Article ID: | iaor20032633 |
Country: | Netherlands |
Volume: | 81/82 |
Start Page Number: | 385 |
End Page Number: | 392 |
Publication Date: | Jan 2003 |
Journal: | International Journal of Production Economics |
Authors: | Bertazzi Luca |
Keywords: | economic order, lot sizing |
We consider the problem in which a facility periodically orders a product from another facility to face a constant demand. Orders are of equal size and the reorder interval is an integer number. The aim is to determine a policy that minimizes the sum of ordering cost and inventory cost over an infinite time horizon. This problem is a discretized version of the well-known economic lot size problem. We compare, from the worst-case point of view, the optimal cost of the discrete problem with the optimal cost of the economic lot size problem, both in the case in which in the discrete problem the reorder interval is restricted to be a power-of-two and in the more general case with integer reorder interval.
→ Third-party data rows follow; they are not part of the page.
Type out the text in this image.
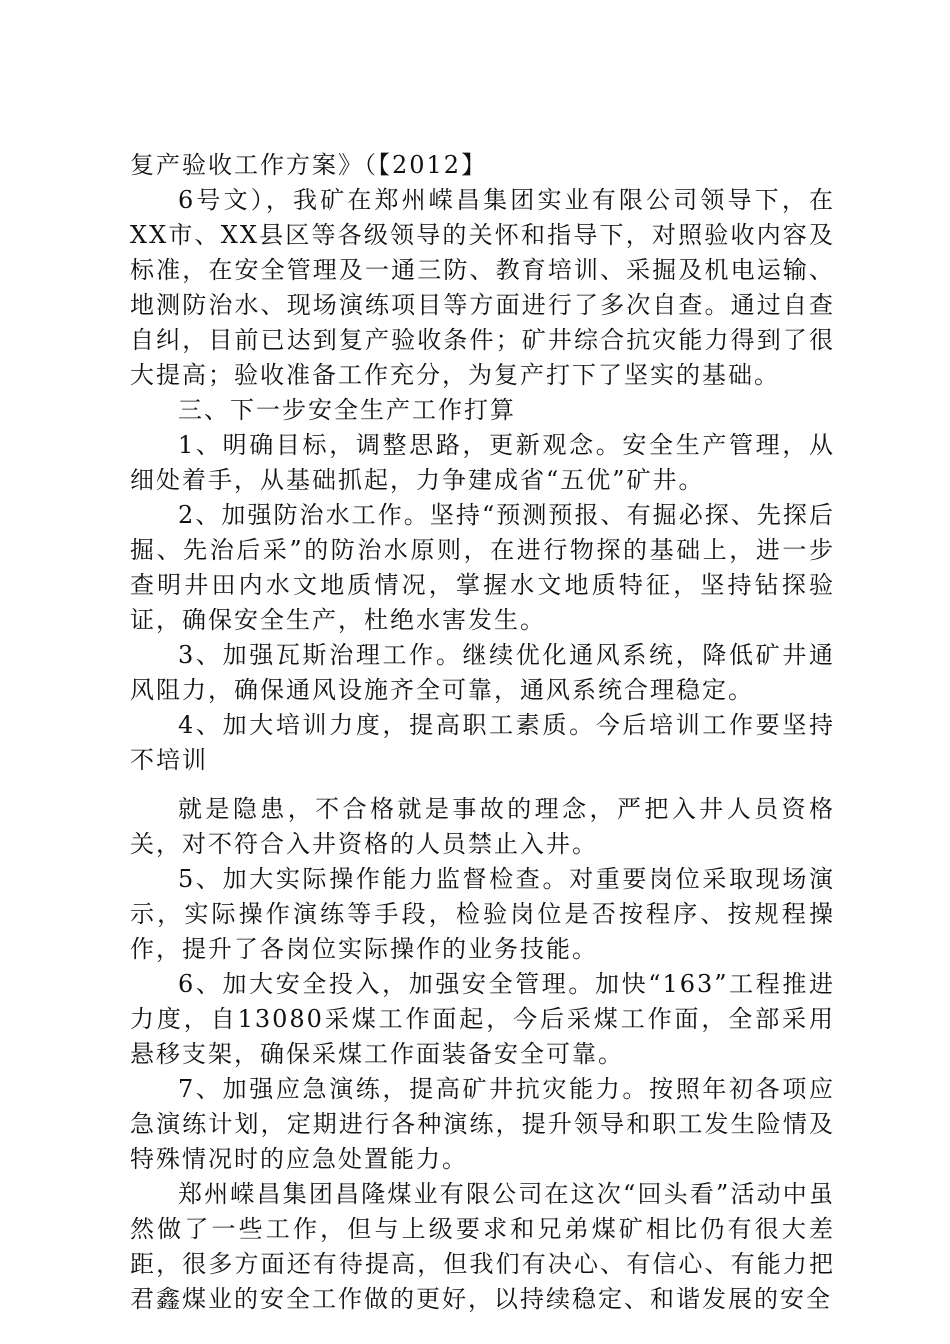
复产验收工作方案》（【2012】

6号文），我矿在郑州嵘昌集团实业有限公司领导下，在XX市、XX县区等各级领导的关怀和指导下，对照验收内容及标准，在安全管理及一通三防、教育培训、采掘及机电运输、地测防治水、现场演练项目等方面进行了多次自查。通过自查自纠，目前已达到复产验收条件；矿井综合抗灾能力得到了很大提高；验收准备工作充分，为复产打下了坚实的基础。

三、下一步安全生产工作打算

1、明确目标，调整思路，更新观念。安全生产管理，从细处着手，从基础抓起，力争建成省“五优”矿井。

2、加强防治水工作。坚持“预测预报、有掘必探、先探后掘、先治后采”的防治水原则，在进行物探的基础上，进一步查明井田内水文地质情况，掌握水文地质特征，坚持钻探验证，确保安全生产，杜绝水害发生。

3、加强瓦斯治理工作。继续优化通风系统，降低矿井通风阻力，确保通风设施齐全可靠，通风系统合理稳定。

4、加大培训力度，提高职工素质。今后培训工作要坚持不培训

就是隐患，不合格就是事故的理念，严把入井人员资格关，对不符合入井资格的人员禁止入井。

5、加大实际操作能力监督检查。对重要岗位采取现场演示，实际操作演练等手段，检验岗位是否按程序、按规程操作，提升了各岗位实际操作的业务技能。

6、加大安全投入，加强安全管理。加快“163”工程推进力度，自13080采煤工作面起，今后采煤工作面，全部采用悬移支架，确保采煤工作面装备安全可靠。

7、加强应急演练，提高矿井抗灾能力。按照年初各项应急演练计划，定期进行各种演练，提升领导和职工发生险情及特殊情况时的应急处置能力。

郑州嵘昌集团昌隆煤业有限公司在这次“回头看”活动中虽然做了一些工作，但与上级要求和兄弟煤矿相比仍有很大差距，很多方面还有待提高，但我们有决心、有信心、有能力把君鑫煤业的安全工作做的更好，以持续稳定、和谐发展的安全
Moreover, we prove that the well-known worst-case bound of about 1.06 between the optimal cost of the problem with power-of-two reorder interval and the optimal cost of the problem with integer reorder interval is tight. Finally, we evaluate the worst-case performance of procedures that round off the optimal reorder interval of the economic lot size problem to integer and to power-of-two values.